I stand in a black shirt, forest green pants, and glasses in front of the Tulsa skyline reflected in the Arkansas River, with Parker the rat terrier-chihuahua mix nestled in my left arm, sporting a gray and orange solar-system harness.

Parker Posey and I in front of the Tulsa skyline reflected in the Arkansas River.

My name is Don James McLaughlin. I am an associate professor of 19th-century American literature at the University of Tulsa. I earned my PhD in English from the University of Pennsylvania in July 2017.

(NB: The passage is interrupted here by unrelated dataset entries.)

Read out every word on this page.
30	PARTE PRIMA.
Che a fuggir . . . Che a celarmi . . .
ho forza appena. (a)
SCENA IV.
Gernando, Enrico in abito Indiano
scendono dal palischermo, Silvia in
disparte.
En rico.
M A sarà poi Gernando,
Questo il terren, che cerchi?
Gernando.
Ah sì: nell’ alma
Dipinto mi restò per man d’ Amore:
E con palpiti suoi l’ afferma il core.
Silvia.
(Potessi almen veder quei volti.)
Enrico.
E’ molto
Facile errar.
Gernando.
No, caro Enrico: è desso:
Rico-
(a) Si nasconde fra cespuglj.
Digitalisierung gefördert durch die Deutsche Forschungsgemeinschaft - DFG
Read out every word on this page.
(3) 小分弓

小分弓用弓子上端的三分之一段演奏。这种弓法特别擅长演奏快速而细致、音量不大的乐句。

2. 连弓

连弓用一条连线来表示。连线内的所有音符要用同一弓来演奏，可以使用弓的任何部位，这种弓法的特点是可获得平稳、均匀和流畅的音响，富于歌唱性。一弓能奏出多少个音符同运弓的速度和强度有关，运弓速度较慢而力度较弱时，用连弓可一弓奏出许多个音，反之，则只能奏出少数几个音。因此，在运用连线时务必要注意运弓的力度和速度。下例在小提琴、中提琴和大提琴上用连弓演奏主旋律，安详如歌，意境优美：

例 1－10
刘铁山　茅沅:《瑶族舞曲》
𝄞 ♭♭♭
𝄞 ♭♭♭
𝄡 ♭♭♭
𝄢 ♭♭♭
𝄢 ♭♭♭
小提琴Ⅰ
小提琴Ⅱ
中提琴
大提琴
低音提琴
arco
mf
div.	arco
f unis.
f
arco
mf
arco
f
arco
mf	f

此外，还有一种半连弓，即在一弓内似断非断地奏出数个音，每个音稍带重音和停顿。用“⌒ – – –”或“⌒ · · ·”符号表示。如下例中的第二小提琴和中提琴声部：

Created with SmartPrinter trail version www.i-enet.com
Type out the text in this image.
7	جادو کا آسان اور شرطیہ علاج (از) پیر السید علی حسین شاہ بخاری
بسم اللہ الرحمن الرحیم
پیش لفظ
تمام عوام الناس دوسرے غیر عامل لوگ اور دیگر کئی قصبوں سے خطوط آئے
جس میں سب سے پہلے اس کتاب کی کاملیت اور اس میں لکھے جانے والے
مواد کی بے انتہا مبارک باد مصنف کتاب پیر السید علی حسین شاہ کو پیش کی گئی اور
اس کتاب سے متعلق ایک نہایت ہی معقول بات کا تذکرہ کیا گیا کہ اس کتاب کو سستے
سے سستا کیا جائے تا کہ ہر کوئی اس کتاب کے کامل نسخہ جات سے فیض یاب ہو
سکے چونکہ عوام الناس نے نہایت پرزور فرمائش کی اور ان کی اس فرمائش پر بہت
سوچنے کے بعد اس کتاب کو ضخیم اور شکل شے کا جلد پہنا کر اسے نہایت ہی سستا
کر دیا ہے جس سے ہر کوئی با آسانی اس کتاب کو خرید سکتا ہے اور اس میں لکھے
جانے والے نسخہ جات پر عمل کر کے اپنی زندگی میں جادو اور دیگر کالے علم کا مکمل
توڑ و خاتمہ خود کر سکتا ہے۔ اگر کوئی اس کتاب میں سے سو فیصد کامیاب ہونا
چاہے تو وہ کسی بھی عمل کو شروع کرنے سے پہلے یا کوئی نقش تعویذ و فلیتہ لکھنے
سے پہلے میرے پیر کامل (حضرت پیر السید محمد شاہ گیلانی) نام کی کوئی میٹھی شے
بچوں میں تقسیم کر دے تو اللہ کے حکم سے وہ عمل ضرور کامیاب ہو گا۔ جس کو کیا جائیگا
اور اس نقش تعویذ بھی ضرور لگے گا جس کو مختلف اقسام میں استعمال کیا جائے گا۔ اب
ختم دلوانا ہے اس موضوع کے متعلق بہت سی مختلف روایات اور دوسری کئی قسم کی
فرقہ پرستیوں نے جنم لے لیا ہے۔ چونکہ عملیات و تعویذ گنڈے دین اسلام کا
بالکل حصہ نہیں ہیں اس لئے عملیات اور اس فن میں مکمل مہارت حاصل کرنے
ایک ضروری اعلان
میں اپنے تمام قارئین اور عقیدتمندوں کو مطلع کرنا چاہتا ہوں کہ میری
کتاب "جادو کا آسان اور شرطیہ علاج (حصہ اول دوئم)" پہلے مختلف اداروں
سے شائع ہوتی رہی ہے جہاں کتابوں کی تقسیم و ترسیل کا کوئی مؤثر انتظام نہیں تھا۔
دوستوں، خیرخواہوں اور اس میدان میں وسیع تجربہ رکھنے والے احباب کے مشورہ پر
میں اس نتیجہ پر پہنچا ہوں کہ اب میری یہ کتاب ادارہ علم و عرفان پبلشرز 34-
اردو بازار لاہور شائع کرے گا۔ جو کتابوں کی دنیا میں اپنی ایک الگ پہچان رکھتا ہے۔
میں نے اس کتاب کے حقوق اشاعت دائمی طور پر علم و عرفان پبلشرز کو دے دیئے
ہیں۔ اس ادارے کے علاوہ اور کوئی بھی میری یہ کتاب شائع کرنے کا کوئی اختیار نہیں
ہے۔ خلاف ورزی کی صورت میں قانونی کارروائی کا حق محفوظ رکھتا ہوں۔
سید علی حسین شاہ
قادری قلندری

My research focuses on late 18th and 19th century literary movements in the Americas, the queer past, histories of medicine and psychiatry, disability narratives, and the history of emotions. Research for my dissertation and first book manuscript has been supported by the Penn Humanities Forum, American Antiquarian Society, a Marguerite Bartlett Hamer Dissertation Fellowship at the McNeil Center for Early American Studies, and a Quarry Farm Fellowship from the Center for Mark Twain Studies. I have published on the queer past, the history of medicine, progressive print cultures, and disability theory in American Literature, Literature and Medicine, J19: The Journal of Nineteenth-Century Americanists, the New Republic, Common-place: The Journal of Early American Life, and Legacies, the magazine of the Historical Society of Pennsylvania, as well as edited collections American Literature in Transition, 1770-1828 (Cambridge UP, 2022), edited by Hunt Howell and Greta LaFleur; the Walt Whitman Handbook (Oxford UP, 2024), the Ralph Waldo Emerson Handbook (Oxford UP, 2024), the Cambridge History of Queer American Literature (2024), and American Contact: Objects of Intercultural Encounters and the Boundaries of Book History (Cambridge UP, 2024).